Labuan bajo, Okebajo.com – Kasus sengketa tanah di Karangan, Labuan Bajo, terus bergulir. Tim kuasa hukum ahli waris Ibrahim Hanta, DR. (c) Indra Triantoro, S.H., M.H dan Jon Kadis, SH, menyebut bahwa pernyataan dari Ika Yunita selaku Sekertaris pribadi Kadiman Santosa yang merupakan perwakilan dari PT. Mahanaim Group dan juga keluarga Nikolaus Naput dinilai penuh manipulasi.
DR. (c) Indra Triantoro, S.H., M.H menegaskan bahwa di balik klaim sebagai pembeli beritikad baik, fakta-fakta hukum justru mengungkap dugaan praktik mafia tanah yang melibatkan mereka.
Pernyataan Ika Yunita yang mengaku sebagai pembeli dan investor beritikad baik yang diberitakan beberapa media online beberapa waktu lalu itu dianggap sebagai upaya manipulatif untuk mengalihkan perhatian publik. Dengan tegas Ia membantah klaim ini.
“Jika benar mereka beritikad baik, kenapa tidak memeriksa keabsahan dokumen sebelum membeli? Menggunakan dokumen palsu dan melanjutkan transaksi meski tahu ada sengketa menunjukkan bahwa mereka bukan pembeli yang jujur, melainkan bagian dari skenario besar untuk merebut tanah secara ilegal,” tegasnya
Selain itu, klaim Ika Yunita yang menyebut dirinya sebagai korban justru menjadi bahan pertanyaan.

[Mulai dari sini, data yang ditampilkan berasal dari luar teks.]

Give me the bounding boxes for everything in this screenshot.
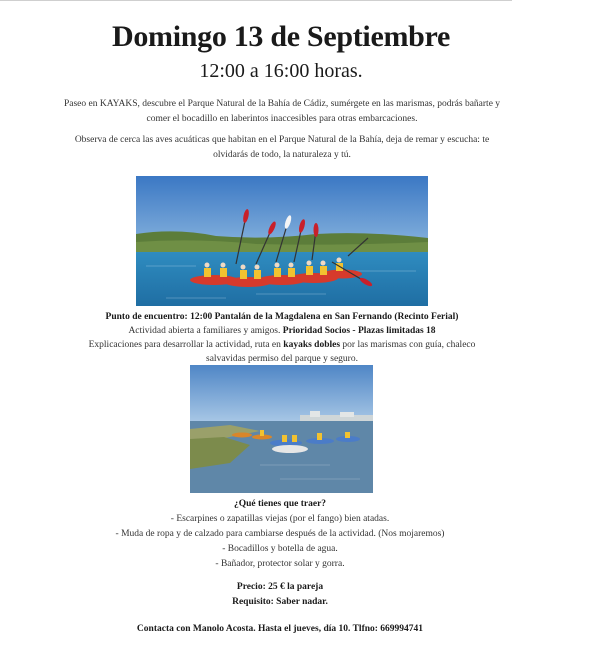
intro-paragraph-1: Paseo en KAYAKS, descubre el Parque Natural de la Bahía de Cádiz, sumérgete en las marismas, podrás bañarte y comer el bocadillo en laberintos inaccesibles para otras embarcaciones.	[63, 99, 501, 124]
event-hours: 12:00 a 16:00 horas.	[199, 60, 363, 82]
intro-paragraph-2: Observa de cerca las aves acuáticas que habitan en el Parque Natural de la Bahía, deja de remar y escucha: te olvidarás de todo, la naturaleza y tú.	[74, 135, 490, 160]
contact-line: Contacta con Manolo Acosta. Hasta el jueves, día 10. Tlfno: 669994741	[136, 624, 424, 634]
meeting-point: Punto de encuentro: 12:00 Pantalán de la Magdalena en San Fernando (Recinto Ferial)	[105, 312, 459, 322]
activity-explanation	[70, 338, 494, 366]
bring-item: - Bocadillos y botella de agua.	[222, 544, 338, 554]
top-divider	[0, 0, 512, 1]
bring-heading: ¿Qué tienes que traer?	[233, 499, 327, 509]
page-title: Domingo 13 de Septiembre	[111, 20, 451, 53]
kayak-group-photo	[136, 176, 428, 306]
requirement-text: Requisito: Saber nadar.	[232, 597, 328, 607]
bring-item: - Muda de ropa y de calzado para cambiarse después de la actividad. (Nos mojaremos)	[115, 529, 445, 539]
explanation-pre: Explicaciones para desarrollar la actividad, ruta en	[88, 340, 281, 350]
price-text: Precio: 25 € la pareja	[236, 582, 324, 592]
marsh-kayak-photo	[190, 365, 373, 493]
explanation-post: por las marismas con guía, chaleco salvavidas permiso del parque y seguro.	[206, 340, 476, 364]
bring-item: - Escarpines o zapatillas viejas (por el fango) bien atadas.	[170, 514, 390, 524]
bring-section	[60, 497, 500, 572]
open-activity-line	[40, 324, 524, 338]
open-activity-text: Actividad abierta a familiares y amigos.	[128, 326, 281, 336]
price-section	[60, 580, 500, 610]
explanation-bold: kayaks dobles	[283, 340, 341, 350]
priority-text: Prioridad Socios - Plazas limitadas 18	[282, 326, 436, 336]
bring-item: - Bañador, protector solar y gorra.	[215, 559, 345, 569]
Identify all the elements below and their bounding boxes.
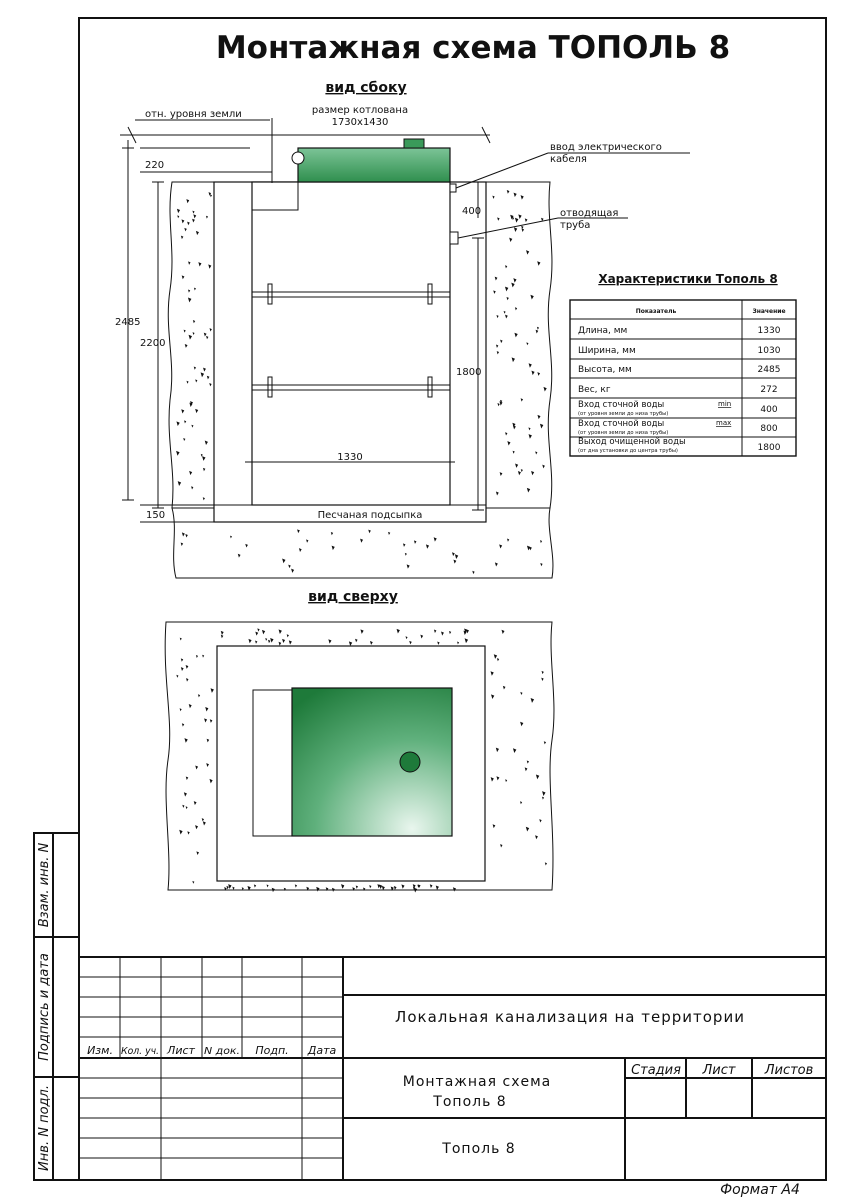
top-view-heading: вид сверху bbox=[308, 589, 398, 605]
title-block-grid bbox=[79, 957, 343, 1180]
dim-1800: 1800 bbox=[456, 367, 482, 378]
spec-row-7-note: (от дна установки до центра трубы) bbox=[578, 448, 678, 454]
strip-vzam: Взам. инв. N bbox=[37, 842, 52, 928]
pit-size-value: 1730х1430 bbox=[331, 117, 389, 128]
top-lid-hatch bbox=[400, 752, 420, 772]
pit-size-label: размер котлована bbox=[311, 105, 409, 116]
spec-row-5-name: Вход сточной воды bbox=[578, 400, 665, 410]
spec-row-2-value: 1030 bbox=[757, 346, 781, 356]
dim-220: 220 bbox=[145, 160, 165, 171]
stamp-stage: Стадия bbox=[631, 1063, 681, 1078]
stamp-doc-1: Монтажная схема bbox=[402, 1074, 552, 1090]
stamp-h-podp: Подп. bbox=[255, 1044, 289, 1057]
top-tank-lid bbox=[292, 688, 452, 836]
stamp-name: Тополь 8 bbox=[442, 1141, 516, 1157]
spec-row-1-value: 1330 bbox=[757, 326, 781, 336]
spec-row-4-value: 272 bbox=[760, 385, 778, 395]
spec-row-4-name: Вес, кг bbox=[578, 385, 611, 395]
tank-lid bbox=[298, 148, 450, 182]
spec-row-3-name: Высота, мм bbox=[578, 365, 632, 375]
spec-row-2-name: Ширина, мм bbox=[578, 346, 636, 356]
outlet-label-1: отводящая bbox=[560, 208, 619, 219]
spec-row-5-tag: min bbox=[718, 400, 732, 408]
top-view bbox=[165, 589, 554, 892]
dim-150: 150 bbox=[146, 510, 166, 521]
page-title: Монтажная схема ТОПОЛЬ 8 bbox=[215, 30, 731, 66]
lid-hinge bbox=[292, 152, 304, 164]
stamp-h-ndok: N док. bbox=[204, 1046, 240, 1057]
stamp-sheet: Лист bbox=[702, 1063, 736, 1078]
spec-row-7-value: 1800 bbox=[757, 443, 781, 453]
spec-row-6-value: 800 bbox=[760, 424, 778, 434]
lid-vent bbox=[404, 139, 424, 148]
dim-2200: 2200 bbox=[140, 338, 166, 349]
top-tank-side bbox=[253, 690, 293, 836]
outlet-pipe bbox=[450, 232, 458, 244]
spec-row-5-note: (от уровня земли до низа трубы) bbox=[578, 411, 669, 417]
stamp-h-data: Дата bbox=[307, 1044, 337, 1057]
stamp-h-izm: Изм. bbox=[87, 1044, 113, 1057]
dim-400: 400 bbox=[462, 206, 482, 217]
stamp-h-kol: Кол. уч. bbox=[121, 1046, 159, 1057]
spec-row-6-note: (от уровня земли до низа трубы) bbox=[578, 430, 669, 436]
spec-row-1-name: Длина, мм bbox=[578, 326, 628, 336]
soil-left bbox=[168, 182, 214, 508]
stamp-project: Локальная канализация на территории bbox=[395, 1008, 745, 1026]
spec-table bbox=[570, 272, 796, 456]
spec-col-param: Показатель bbox=[635, 308, 677, 315]
spec-row-6-tag: max bbox=[716, 419, 732, 427]
spec-col-value: Значение bbox=[752, 308, 786, 315]
dim-2485: 2485 bbox=[115, 317, 141, 328]
cable-inlet bbox=[450, 184, 456, 192]
dim-1330: 1330 bbox=[337, 452, 363, 463]
strip-sign-date: Подпись и дата bbox=[37, 953, 52, 1061]
ground-level-label: отн. уровня земли bbox=[145, 109, 242, 120]
spec-row-3-value: 2485 bbox=[757, 365, 781, 375]
cable-label-1: ввод электрического bbox=[550, 142, 662, 153]
stamp-doc-2: Тополь 8 bbox=[433, 1094, 507, 1110]
stamp-format: Формат А4 bbox=[720, 1182, 800, 1198]
stamp-sheets: Листов bbox=[764, 1063, 814, 1078]
spec-heading: Характеристики Тополь 8 bbox=[598, 272, 778, 286]
spec-row-6-name: Вход сточной воды bbox=[578, 419, 665, 429]
side-view-heading: вид сбоку bbox=[325, 80, 407, 96]
spec-row-5-value: 400 bbox=[760, 405, 778, 415]
sand-label: Песчаная подсыпка bbox=[317, 510, 423, 521]
cable-label-2: кабеля bbox=[550, 154, 587, 165]
stamp-h-list: Лист bbox=[167, 1044, 195, 1057]
outlet-label-2: труба bbox=[560, 220, 591, 231]
strip-inv-podl: Инв. N подл. bbox=[37, 1085, 52, 1171]
spec-row-7-name: Выход очищенной воды bbox=[578, 437, 686, 447]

Fakta menunjukkan bahwa pihak keluarga Naput dan Mahanaim Group menggunakan berbagai cara, termasuk manipulasi dokumen dan rekayasa fakta, untuk menguasai tanah secara ilegal.
“Mereka mencoba memainkan peran sebagai korban, padahal semua bukti mengarah pada keterlibatan mereka dalam praktik mafia tanah. Ini adalah bentuk nyata penyerobotan hak atas tanah yang harus ditindak tegas,” tambah Jon Kadis.
Ia menyebut bahwa salah satu inti masalah dalam sengketa ini adalah dokumen perolehan tanah adat tertanggal 10 Maret 1990 yang digunakan sebagai dasar penerbitan lima Sertifikat Hak Milik (SHM) atas nama keluarga Naput. Berdasarkan hasil investigasi Kejaksaan Agung Republik Indonesia (Kejagung), dokumen ini dinyatakan cacat administrasi dan yuridis.
“Akar permasalahan sengketa tanah ini bermula dari dokumen perolehan tanah adat tertanggal 10 Maret 1990 seluas 16 hektar, yang menjadi dasar penerbitan lima Sertifikat Hak Milik (SHM) atas nama keluarga Nikolaus Naput,” jelas Jon
Jon mengungkapkan bahwa jika pihak Mahanaim Group, Hotel St. Regis, Ika Yunita, dan Santosa Kadiman mengaku sebagai pembeli dan investor beritikad baik, maka tunjukkan dokumen asli perolehan tanah adat tanggal 10 Maret 1990.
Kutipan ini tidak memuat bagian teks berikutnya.